Parte de la recepción
Cuando me bajé en el terminal de autobuses de Buzios -que consiste en una parada cualquiera en una esquina- crucé la calle sin saber cómo encontrar el camino hasta el Porto Bay, el hotel en el que me hospedaría por una noche y al que tenía muchas ganas de conocer. Ya había cruzado varios correos con Inés quien ya sabía que llegaría ese día, lista para soltar la maleta y salir a caminar la ciudad.
En el mapa, el Porto Bay se ve cerquita del centro y ciertamente lo está, después de subir por una calle más o menos empinada que a mí me quitaba el aliento porque no me gustan las subidas, menos cuando el tiempo apremia. Pero eso no importa. Lo cierto es que las puertas del Porto Bay se abren con mucha amabilidad en esa calle tranquila y es como entrar a un pedacito de oasis.
La recepción amplia, la sonrisa amable de Alejandro, de Inés o de quien esté allí sentado esperando al viajero. El paisaje de Buzios coquetea desde su terraza en la que provoca quedarse allí por siempre. A los dos minutos de estar ahí, ya da la sensación de estar en la sala de mi propia casa. No hay ruidos y sí mucha calma.
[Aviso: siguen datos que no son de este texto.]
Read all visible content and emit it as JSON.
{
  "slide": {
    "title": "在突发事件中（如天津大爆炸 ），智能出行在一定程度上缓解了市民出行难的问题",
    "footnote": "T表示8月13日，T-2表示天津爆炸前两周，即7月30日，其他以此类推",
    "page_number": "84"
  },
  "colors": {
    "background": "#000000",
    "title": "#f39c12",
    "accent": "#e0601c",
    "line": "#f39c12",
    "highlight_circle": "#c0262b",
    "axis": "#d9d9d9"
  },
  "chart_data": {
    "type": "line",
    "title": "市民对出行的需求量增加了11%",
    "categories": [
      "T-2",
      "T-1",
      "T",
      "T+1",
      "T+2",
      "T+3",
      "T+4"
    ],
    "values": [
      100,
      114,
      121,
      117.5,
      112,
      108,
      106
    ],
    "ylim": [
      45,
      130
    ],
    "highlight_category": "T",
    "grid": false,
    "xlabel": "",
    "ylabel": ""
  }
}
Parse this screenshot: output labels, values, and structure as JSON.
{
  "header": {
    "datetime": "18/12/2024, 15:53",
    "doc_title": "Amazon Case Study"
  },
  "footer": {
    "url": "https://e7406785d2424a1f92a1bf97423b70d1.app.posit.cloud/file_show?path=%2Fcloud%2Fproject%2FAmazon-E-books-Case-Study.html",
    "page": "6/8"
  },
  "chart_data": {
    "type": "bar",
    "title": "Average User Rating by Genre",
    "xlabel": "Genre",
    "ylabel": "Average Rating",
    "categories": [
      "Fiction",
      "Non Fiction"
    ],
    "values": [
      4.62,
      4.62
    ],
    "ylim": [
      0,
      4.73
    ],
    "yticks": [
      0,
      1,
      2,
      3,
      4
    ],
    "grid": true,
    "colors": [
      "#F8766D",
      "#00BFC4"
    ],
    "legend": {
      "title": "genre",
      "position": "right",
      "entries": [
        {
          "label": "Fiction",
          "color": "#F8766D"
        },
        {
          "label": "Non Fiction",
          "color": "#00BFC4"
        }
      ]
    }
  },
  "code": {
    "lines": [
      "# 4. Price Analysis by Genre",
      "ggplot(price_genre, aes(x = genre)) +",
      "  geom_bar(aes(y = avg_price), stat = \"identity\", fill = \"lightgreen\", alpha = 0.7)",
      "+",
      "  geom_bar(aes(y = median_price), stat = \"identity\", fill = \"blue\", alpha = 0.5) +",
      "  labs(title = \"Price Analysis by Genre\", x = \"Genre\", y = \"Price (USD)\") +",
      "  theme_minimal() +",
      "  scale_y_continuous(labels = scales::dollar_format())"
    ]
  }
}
Mi habitación, la número 6
Dejo el equipaje en la habitación, una muy cómoda, con un balcón que me enamora y salgo a recorrer las instalaciones. Todo está muy quieto, aunque hay mucha gente allí. Una sauna escondido entre los árboles, un gimnasio pequeño, pero perfecto; y la piscina desbordada de azul frente al restaurante donde tomamos el desayuno.
Cuenta Inés que llegan muchos turistas europeos a alojarse aquí, pero sobre todo alemanes, quienes extienden sus temporadas a más de 20 días. Entonces lamento quedarme solo una noche, porque algo atrapa en ese ambiente. Lo bueno de estar en Brasil es que voy dejando en el camino muchas excusas para poder volver.